As I read through the two essays about life in the 1950's titled "Looking for Work": By Gary Soto, p. 26and"What We Really Miss About the 1950's": By Stephanie Coontz, p. 31, I felt like I got a little trip back in time.
The experience in Looking for work was enjoyable. I felt like I lived a day in the life of a real live person, and had their memories and saw the silliness of the TV shows that affected just one person. Gary Soto shows how people really did want to live like the families in TV shows, yet his own experience would have also made a great TV show. As he went through the neighborhood he takes the reader up close an personal to show how life really worked. People struggled, neighborhoods were a place where people's children grew up with the influence of those around them. His neighborhood was not like the TV shows, and yet there was a feeling of security in their neighborhood. It was a community that took care of each other and shared common values and back grounds. His neighborhood was "working people" and I find it natural for children to mimick the adults. His looking for work was an adventure as well as a way of life to earn all the fun he would have as his parents didn't provide a closet full of toys. His fun was being industrious. It is interesting that he wanted to look like the families on television and yet when dinner time came around he was no better dressed than his brother for dinner. His reasons that he stated for the dressing for dinner was to have a better life and yet he still pursued the better life in a more practical way. By looking for work. I makes me wonder if his parents did a lot of looking for work. I imagine that the 1950's were a struggling time for minority families.
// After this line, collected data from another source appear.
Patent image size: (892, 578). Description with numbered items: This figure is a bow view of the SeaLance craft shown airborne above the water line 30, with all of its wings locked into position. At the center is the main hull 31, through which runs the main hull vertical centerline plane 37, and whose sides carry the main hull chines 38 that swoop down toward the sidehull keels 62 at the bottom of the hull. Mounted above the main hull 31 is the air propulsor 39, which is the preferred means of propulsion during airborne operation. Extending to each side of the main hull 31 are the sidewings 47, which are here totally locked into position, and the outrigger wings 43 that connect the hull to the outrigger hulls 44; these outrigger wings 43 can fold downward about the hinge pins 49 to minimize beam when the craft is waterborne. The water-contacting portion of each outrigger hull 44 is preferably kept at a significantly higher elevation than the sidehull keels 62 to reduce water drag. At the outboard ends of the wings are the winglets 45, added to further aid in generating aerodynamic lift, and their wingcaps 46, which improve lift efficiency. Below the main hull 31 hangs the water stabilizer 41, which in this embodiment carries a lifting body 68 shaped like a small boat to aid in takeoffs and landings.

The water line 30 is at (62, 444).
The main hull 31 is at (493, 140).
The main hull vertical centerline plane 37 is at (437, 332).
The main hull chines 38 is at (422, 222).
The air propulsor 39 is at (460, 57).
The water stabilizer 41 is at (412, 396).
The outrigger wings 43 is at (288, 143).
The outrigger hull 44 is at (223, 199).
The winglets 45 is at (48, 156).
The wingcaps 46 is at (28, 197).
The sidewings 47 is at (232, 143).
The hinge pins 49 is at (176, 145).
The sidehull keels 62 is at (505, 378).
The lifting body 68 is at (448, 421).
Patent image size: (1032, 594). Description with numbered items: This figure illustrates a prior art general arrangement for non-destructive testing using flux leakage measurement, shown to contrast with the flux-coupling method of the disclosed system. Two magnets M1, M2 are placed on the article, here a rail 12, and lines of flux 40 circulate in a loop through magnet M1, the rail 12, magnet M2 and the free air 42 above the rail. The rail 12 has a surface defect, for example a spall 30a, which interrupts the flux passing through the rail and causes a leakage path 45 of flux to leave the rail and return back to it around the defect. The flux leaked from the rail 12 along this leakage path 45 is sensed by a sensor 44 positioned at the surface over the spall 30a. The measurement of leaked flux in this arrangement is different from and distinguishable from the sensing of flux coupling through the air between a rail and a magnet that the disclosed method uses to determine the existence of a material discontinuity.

The other essay By Stephanie Coontz is less conversational and filled with quotes, examples and facts. Her interpretation of the facts is also very much a part of her writing. I like how she compares the 1950's to other time periods. The piece starts out with a poll that said more Americans chose the 1950's as the best time for children to grow up. My own interpretation of that fact would be very simply that is because there were so many children who did grow up in that decade. I wonder if the poll had a balanced sample. As the essay progresses and points out some facts of other time periods that were in many ways ideal it caused me to wonder further about the poll. I did like reading the information about the pop culture, television shows, the psychological insights of the 1950's which most likely influenced everything else. I think that the advancement of the technology that became available to Americans during the 1950's may have been one of the most exciting things about that decade, television in the homes of so many families being one of them. As the examples in the text pointed out the family unit was something that everyone strived for and perhaps that influenced the media and then the media influenced the families. The good economy and the advances in technology I think changed the definition of middle class. The book also points out that with or without post secondary education the money was still pretty good during that time period. And yet there were problems in that decade such as people retreating from social activism, the economy benefiting from social spending programs such as the long term mortgage backed by the government. In the hindsight of today it seems that some of that prosperity seems to have been borrowed from future generations. Stephanie Coontz points out that the response of the 1950's tranquility is the 1960's protests. I believe that she sums that up very well. I liked her style. And yet I think she and Gary Soto essentially say the same things in very different ways. They both refer heavily to the TV shows of the 1950's, the influence that had on society. The analogy of the beer ads I think was very precise. One thing that is especially interesting about the reference to the television shows is that the 1950's would be the first generation to grow up with that.